Most of the universe operates without the use of an analytic mind. I am being reminded of this, perhaps invited to remember and bring into awareness ways of navigating life that don’t involve planning and analyzing. Not that these don’t have their place and usefulness, but too much and you wear yourself out.

Watching the full moon in August rising from the plans of Colorado, hazy pink in the moist evening air, gradually becoming clearer and brighter as it floats into the evening sky. I am in the foothills looking east, surrounded by nature, and suddenly I have a clear sense of the natural matrix, which waits to hold me, orient me, support me. It is a different matrix from the lights and roads I see out on the plains; part of the matrix of the universe, rather than that of the human mind. Remembering this and opening into it is a profoundly joyful experience.
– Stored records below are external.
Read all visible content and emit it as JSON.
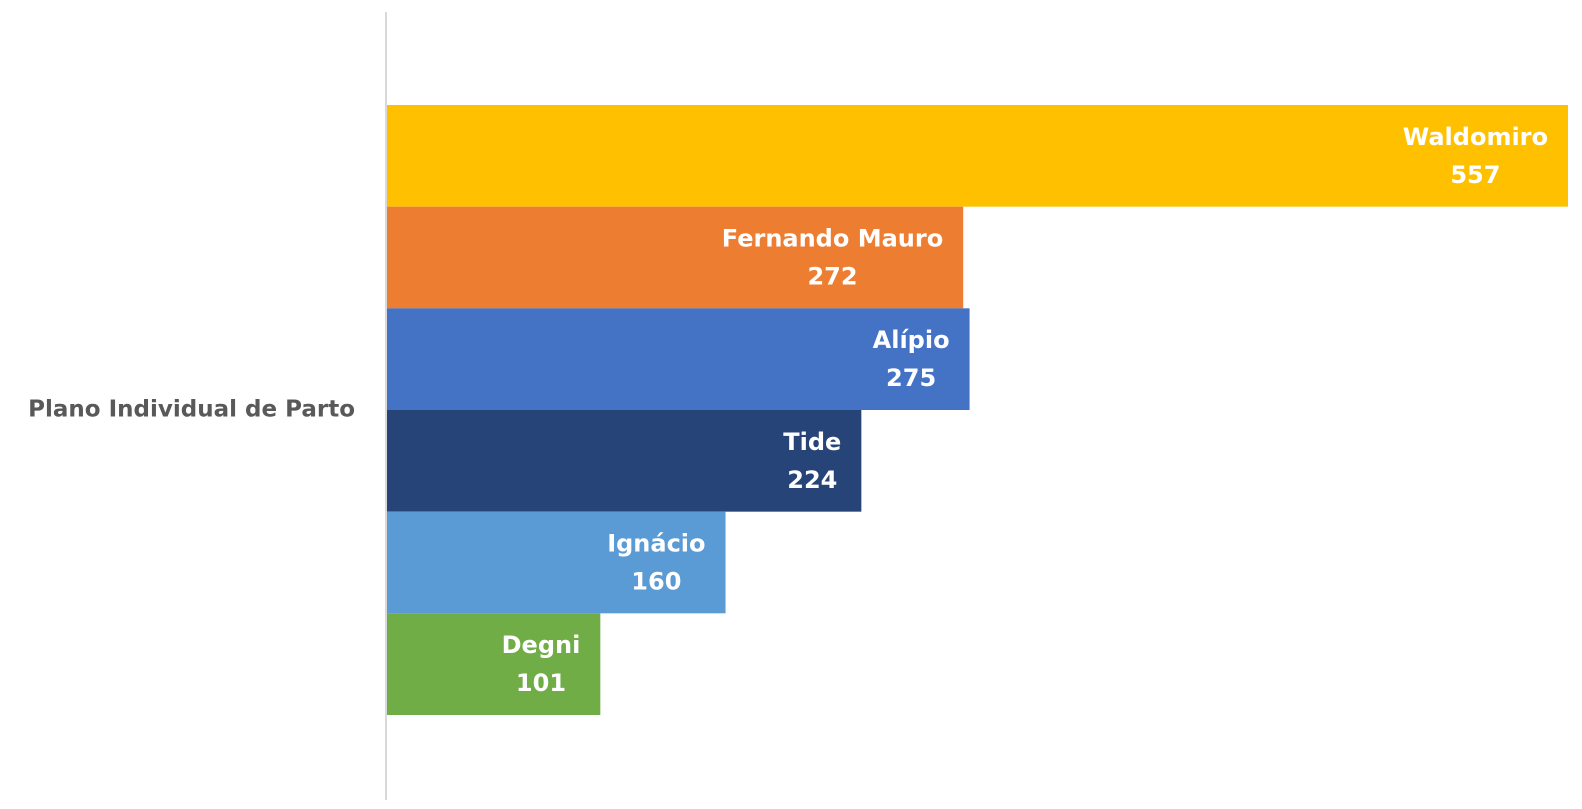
{
  "chart_data": {
    "type": "bar",
    "orientation": "horizontal",
    "categories": [
      "Plano Individual de Parto"
    ],
    "series": [
      {
        "name": "Waldomiro",
        "color": "#FFC000",
        "values": [
          557
        ]
      },
      {
        "name": "Fernando Mauro",
        "color": "#ED7D31",
        "values": [
          272
        ]
      },
      {
        "name": "Alípio",
        "color": "#4472C4",
        "values": [
          275
        ]
      },
      {
        "name": "Tide",
        "color": "#264478",
        "values": [
          224
        ]
      },
      {
        "name": "Ignácio",
        "color": "#5B9BD5",
        "values": [
          160
        ]
      },
      {
        "name": "Degni",
        "color": "#70AD47",
        "values": [
          101
        ]
      }
    ],
    "xlim": [
      0,
      557
    ]
  }
}
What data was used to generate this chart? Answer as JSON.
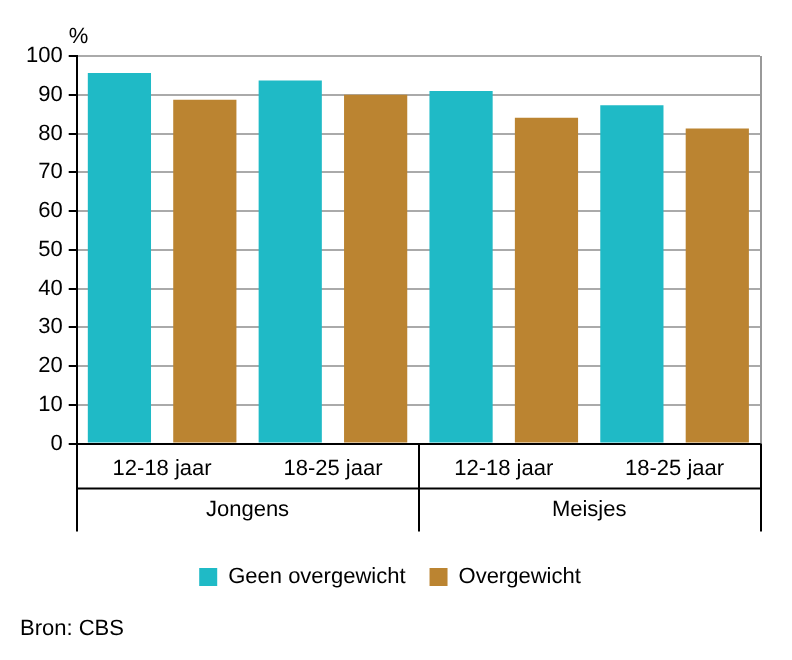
{
  "chart_data": {
    "type": "bar",
    "ylabel": "%",
    "categories": [
      "12-18 jaar",
      "18-25 jaar",
      "12-18 jaar",
      "18-25 jaar"
    ],
    "series": [
      {
        "name": "Geen overgewicht",
        "color": "#1fbac6",
        "values": [
          95.6,
          93.7,
          91.0,
          87.3
        ]
      },
      {
        "name": "Overgewicht",
        "color": "#bb8431",
        "values": [
          88.7,
          90.0,
          84.1,
          81.3
        ]
      }
    ],
    "ylim": [
      0,
      100
    ],
    "yticks": [
      0,
      10,
      20,
      30,
      40,
      50,
      60,
      70,
      80,
      90,
      100
    ],
    "grid": "y",
    "legend": "bottom",
    "annotations": [
      "Jongens",
      "Meisjes",
      "Bron: CBS"
    ]
  }
}
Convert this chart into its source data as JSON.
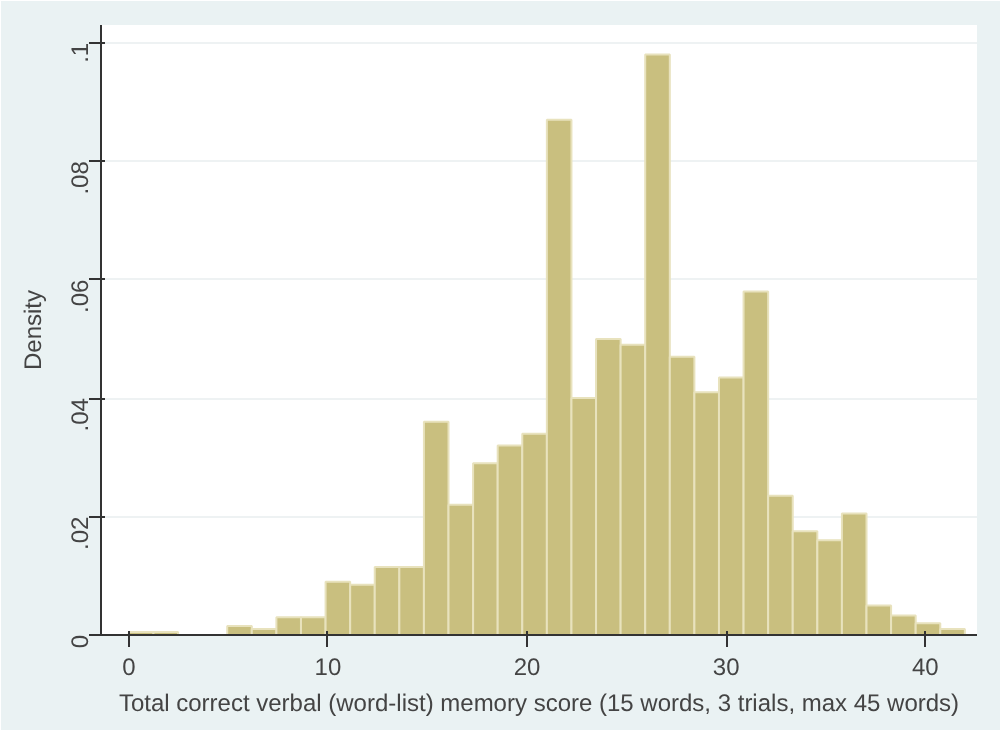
{
  "chart_data": {
    "type": "histogram",
    "xlabel": "Total correct verbal (word-list) memory score (15 words, 3 trials, max 45 words)",
    "ylabel": "Density",
    "color": "#c9bf7f",
    "bins": [
      0,
      1.235,
      2.47,
      3.705,
      4.94,
      6.175,
      7.41,
      8.645,
      9.88,
      11.115,
      12.35,
      13.585,
      14.82,
      16.055,
      17.29,
      18.525,
      19.76,
      20.995,
      22.23,
      23.465,
      24.7,
      25.935,
      27.17,
      28.405,
      29.64,
      30.875,
      32.11,
      33.345,
      34.58,
      35.815,
      37.05,
      38.285,
      39.52,
      40.755,
      41.99
    ],
    "values": [
      0.0005,
      0.0005,
      0,
      0,
      0.0015,
      0.001,
      0.003,
      0.003,
      0.009,
      0.0085,
      0.0115,
      0.0115,
      0.036,
      0.022,
      0.029,
      0.032,
      0.034,
      0.087,
      0.04,
      0.05,
      0.049,
      0.098,
      0.047,
      0.041,
      0.0435,
      0.058,
      0.0235,
      0.0175,
      0.016,
      0.0205,
      0.005,
      0.0033,
      0.002,
      0.001
    ],
    "xlim": [
      -1.4,
      42.6
    ],
    "ylim": [
      0,
      0.103
    ],
    "xticks": [
      0,
      10,
      20,
      30,
      40
    ],
    "yticks": [
      0,
      {
        "value": 0.02,
        "label": ".02"
      },
      {
        "value": 0.04,
        "label": ".04"
      },
      {
        "value": 0.06,
        "label": ".06"
      },
      {
        "value": 0.08,
        "label": ".08"
      },
      {
        "value": 0.1,
        "label": ".1"
      }
    ],
    "grid": "y"
  }
}
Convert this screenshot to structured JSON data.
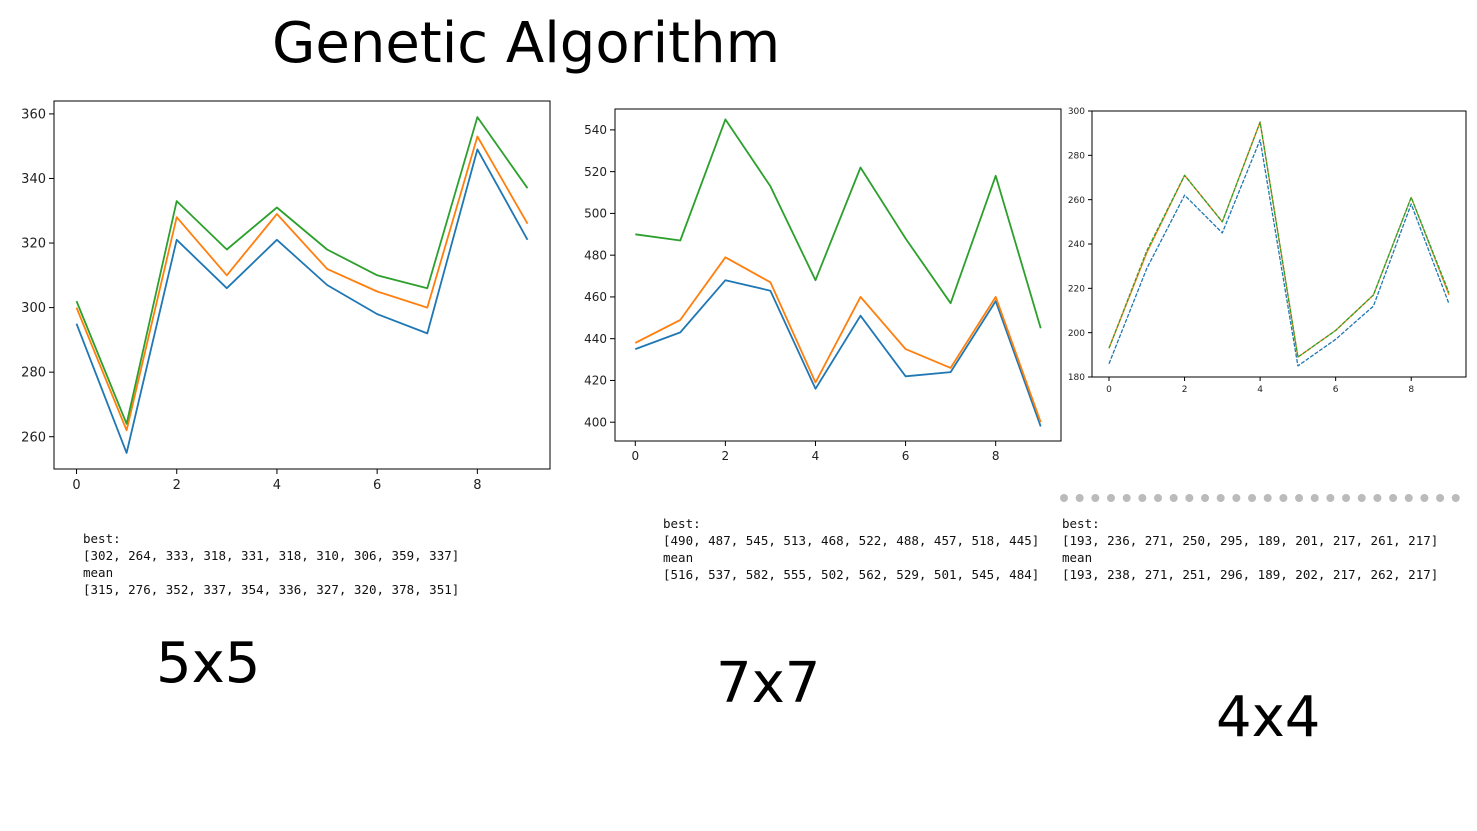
{
  "title": "Genetic Algorithm",
  "colors": {
    "series1": "#1f77b4",
    "series2": "#ff7f0e",
    "series3": "#2ca02c"
  },
  "panels": [
    {
      "size_label": "5x5",
      "stats": {
        "best_label": "best:",
        "best_values": "[302, 264, 333, 318, 331, 318, 310, 306, 359, 337]",
        "mean_label": "mean",
        "mean_values": "[315, 276, 352, 337, 354, 336, 327, 320, 378, 351]"
      }
    },
    {
      "size_label": "7x7",
      "stats": {
        "best_label": "best:",
        "best_values": "[490, 487, 545, 513, 468, 522, 488, 457, 518, 445]",
        "mean_label": "mean",
        "mean_values": "[516, 537, 582, 555, 502, 562, 529, 501, 545, 484]"
      }
    },
    {
      "size_label": "4x4",
      "stats": {
        "best_label": "best:",
        "best_values": "[193, 236, 271, 250, 295, 189, 201, 217, 261, 217]",
        "mean_label": "mean",
        "mean_values": "[193, 238, 271, 251, 296, 189, 202, 217, 262, 217]"
      }
    }
  ],
  "chart_data": [
    {
      "type": "line",
      "x": [
        0,
        1,
        2,
        3,
        4,
        5,
        6,
        7,
        8,
        9
      ],
      "xlim": [
        -0.45,
        9.45
      ],
      "ylim": [
        250,
        364
      ],
      "xticks": [
        0,
        2,
        4,
        6,
        8
      ],
      "yticks": [
        260,
        280,
        300,
        320,
        340,
        360
      ],
      "grid": false,
      "series": [
        {
          "values": [
            295,
            255,
            321,
            306,
            321,
            307,
            298,
            292,
            349,
            321
          ],
          "dashed": false
        },
        {
          "values": [
            300,
            262,
            328,
            310,
            329,
            312,
            305,
            300,
            353,
            326
          ],
          "dashed": false
        },
        {
          "values": [
            302,
            264,
            333,
            318,
            331,
            318,
            310,
            306,
            359,
            337
          ],
          "dashed": false
        }
      ]
    },
    {
      "type": "line",
      "x": [
        0,
        1,
        2,
        3,
        4,
        5,
        6,
        7,
        8,
        9
      ],
      "xlim": [
        -0.45,
        9.45
      ],
      "ylim": [
        391,
        550
      ],
      "xticks": [
        0,
        2,
        4,
        6,
        8
      ],
      "yticks": [
        400,
        420,
        440,
        460,
        480,
        500,
        520,
        540
      ],
      "grid": false,
      "series": [
        {
          "values": [
            435,
            443,
            468,
            463,
            416,
            451,
            422,
            424,
            458,
            398
          ],
          "dashed": false
        },
        {
          "values": [
            438,
            449,
            479,
            467,
            419,
            460,
            435,
            426,
            460,
            400
          ],
          "dashed": false
        },
        {
          "values": [
            490,
            487,
            545,
            513,
            468,
            522,
            488,
            457,
            518,
            445
          ],
          "dashed": false
        }
      ]
    },
    {
      "type": "line",
      "x": [
        0,
        1,
        2,
        3,
        4,
        5,
        6,
        7,
        8,
        9
      ],
      "xlim": [
        -0.45,
        9.45
      ],
      "ylim": [
        180,
        300
      ],
      "xticks": [
        0,
        2,
        4,
        6,
        8
      ],
      "yticks": [
        180,
        200,
        220,
        240,
        260,
        280,
        300
      ],
      "grid": false,
      "series": [
        {
          "values": [
            186,
            229,
            262,
            245,
            287,
            185,
            197,
            212,
            258,
            213
          ],
          "dashed": true
        },
        {
          "values": [
            193,
            236,
            271,
            250,
            295,
            189,
            201,
            217,
            261,
            217
          ],
          "dashed": false
        },
        {
          "values": [
            193,
            237,
            271,
            250,
            295,
            189,
            201,
            217,
            261,
            218
          ],
          "dashed": true
        }
      ]
    }
  ]
}
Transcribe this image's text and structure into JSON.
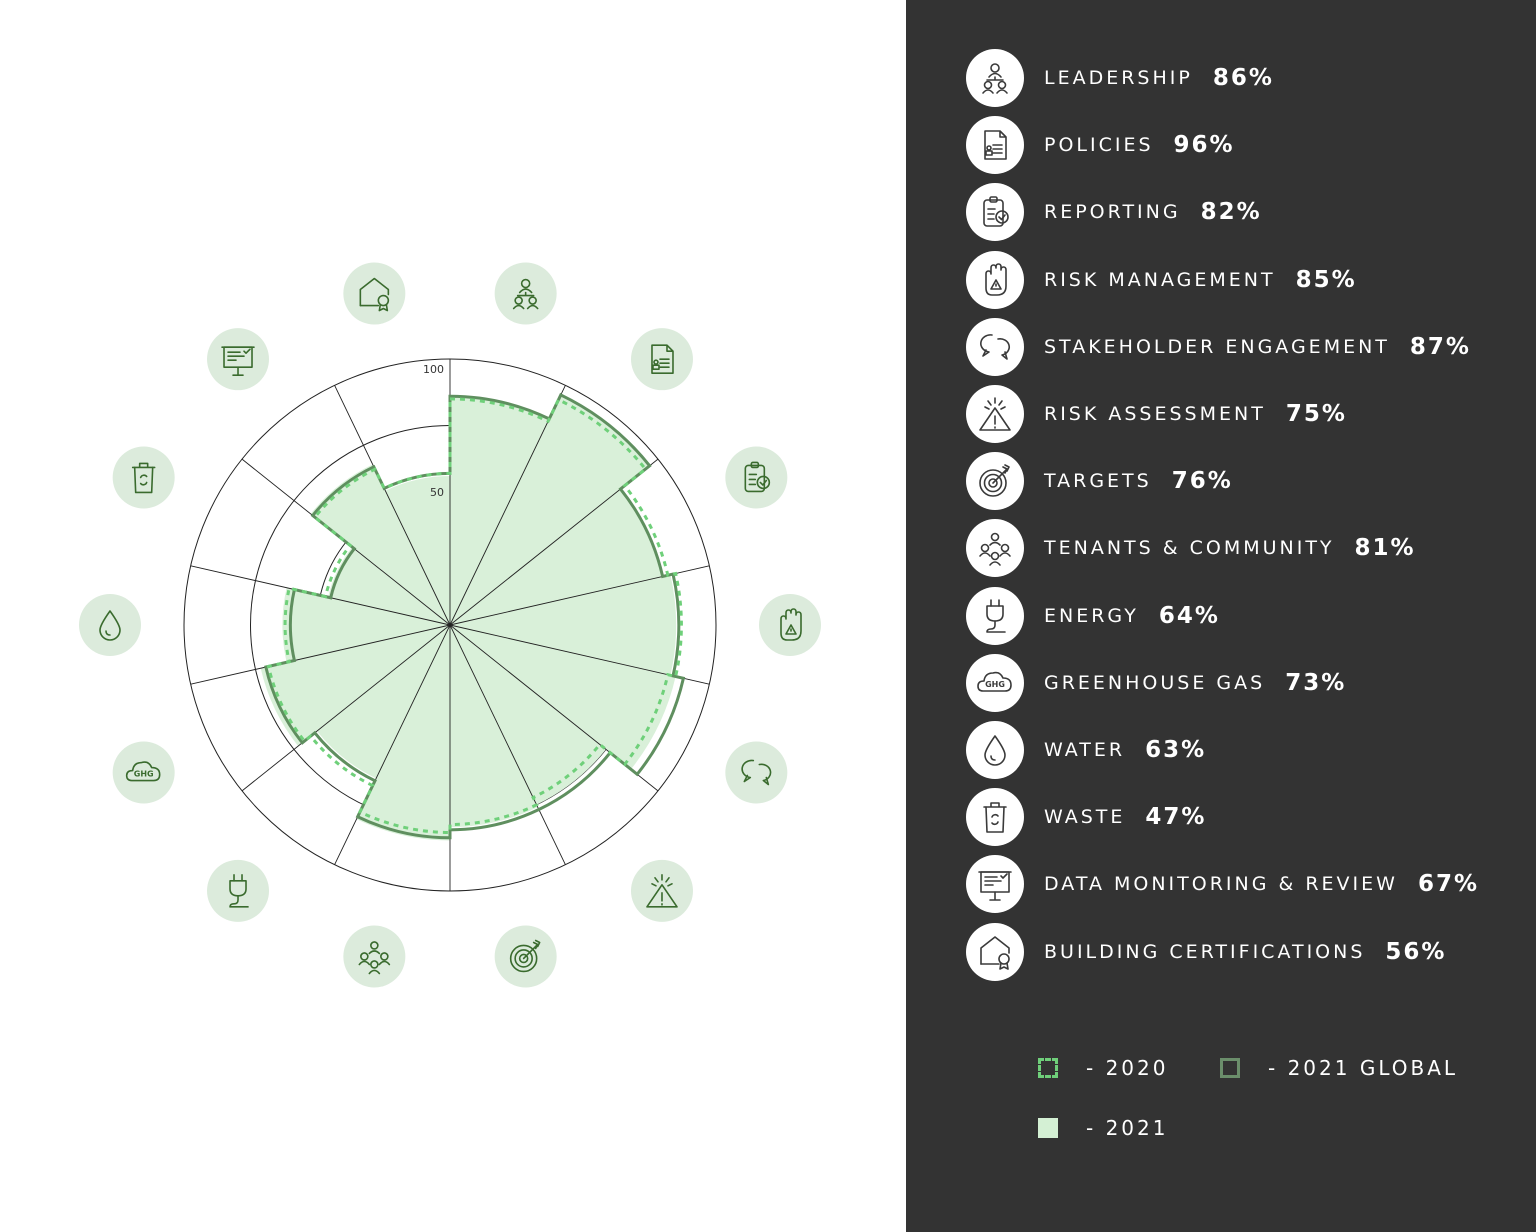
{
  "chart_data": {
    "type": "polar-area",
    "radial_ticks": [
      "50",
      "100"
    ],
    "rlim": [
      0,
      100
    ],
    "categories": [
      {
        "label": "LEADERSHIP",
        "value_text": "86%",
        "icon": "leadership-icon",
        "v2021": 86,
        "v2020": 85,
        "vglobal": 86
      },
      {
        "label": "POLICIES",
        "value_text": "96%",
        "icon": "policies-icon",
        "v2021": 96,
        "v2020": 94,
        "vglobal": 96
      },
      {
        "label": "REPORTING",
        "value_text": "82%",
        "icon": "reporting-icon",
        "v2021": 82,
        "v2020": 84,
        "vglobal": 82
      },
      {
        "label": "RISK MANAGEMENT",
        "value_text": "85%",
        "icon": "risk-management-icon",
        "v2021": 85,
        "v2020": 87,
        "vglobal": 86
      },
      {
        "label": "STAKEHOLDER ENGAGEMENT",
        "value_text": "87%",
        "icon": "stakeholder-engagement-icon",
        "v2021": 87,
        "v2020": 84,
        "vglobal": 90
      },
      {
        "label": "RISK ASSESSMENT",
        "value_text": "75%",
        "icon": "risk-assessment-icon",
        "v2021": 75,
        "v2020": 72,
        "vglobal": 77
      },
      {
        "label": "TARGETS",
        "value_text": "76%",
        "icon": "targets-icon",
        "v2021": 76,
        "v2020": 75,
        "vglobal": 77
      },
      {
        "label": "TENANTS & COMMUNITY",
        "value_text": "81%",
        "icon": "tenants-community-icon",
        "v2021": 81,
        "v2020": 78,
        "vglobal": 80
      },
      {
        "label": "ENERGY",
        "value_text": "64%",
        "icon": "energy-icon",
        "v2021": 64,
        "v2020": 67,
        "vglobal": 65
      },
      {
        "label": "GREENHOUSE GAS",
        "value_text": "73%",
        "icon": "greenhouse-gas-icon",
        "v2021": 73,
        "v2020": 70,
        "vglobal": 71
      },
      {
        "label": "WATER",
        "value_text": "63%",
        "icon": "water-icon",
        "v2021": 63,
        "v2020": 62,
        "vglobal": 60
      },
      {
        "label": "WASTE",
        "value_text": "47%",
        "icon": "waste-icon",
        "v2021": 47,
        "v2020": 48,
        "vglobal": 46
      },
      {
        "label": "DATA MONITORING & REVIEW",
        "value_text": "67%",
        "icon": "data-monitoring-icon",
        "v2021": 67,
        "v2020": 65,
        "vglobal": 66
      },
      {
        "label": "BUILDING CERTIFICATIONS",
        "value_text": "56%",
        "icon": "building-certifications-icon",
        "v2021": 56,
        "v2020": 57,
        "vglobal": 57
      }
    ],
    "series": [
      {
        "name": "2021",
        "key": "v2021"
      },
      {
        "name": "2020",
        "key": "v2020"
      },
      {
        "name": "2021 GLOBAL",
        "key": "vglobal"
      }
    ],
    "legend": [
      {
        "label": "- 2020",
        "style": "dashed",
        "color": "#6fcf7a"
      },
      {
        "label": "- 2021 GLOBAL",
        "style": "outline",
        "color": "#6b8e6b"
      },
      {
        "label": "- 2021",
        "style": "filled",
        "color": "#d4f0d4"
      }
    ],
    "legend_position": "bottom-right"
  },
  "colors": {
    "fill_2021": "#d9f0d9",
    "line_global": "#5f8f5f",
    "line_2020": "#6fd07a",
    "icon_bg": "#dcebdc",
    "icon_stroke": "#3a6b2e",
    "panel_bg": "#333333"
  }
}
Driving around town as the summer days slowly fade into fall, I notice the trees, the sky, the grass finally brown after a summer of green. I am aware of the cars and what I am doing, but I allow my heart to reach our and connect to nature. Both matrices are here, woven through each other, and I find centering and joy in one, even while I navigate the other. I believe that they do not need to be at odds, but it is clear that as we yearn to bring our higher larger self into awareness, into our life, talking to nature, reconnecting to its universal matrix of spirit, reminds us and teaches us what we need to know.

So allow yourself to find nature around you, even in the cities it is there if you look. Open to it, align with it, and let it talk to you and teach you. Remembering you will find more joy and become more fully human.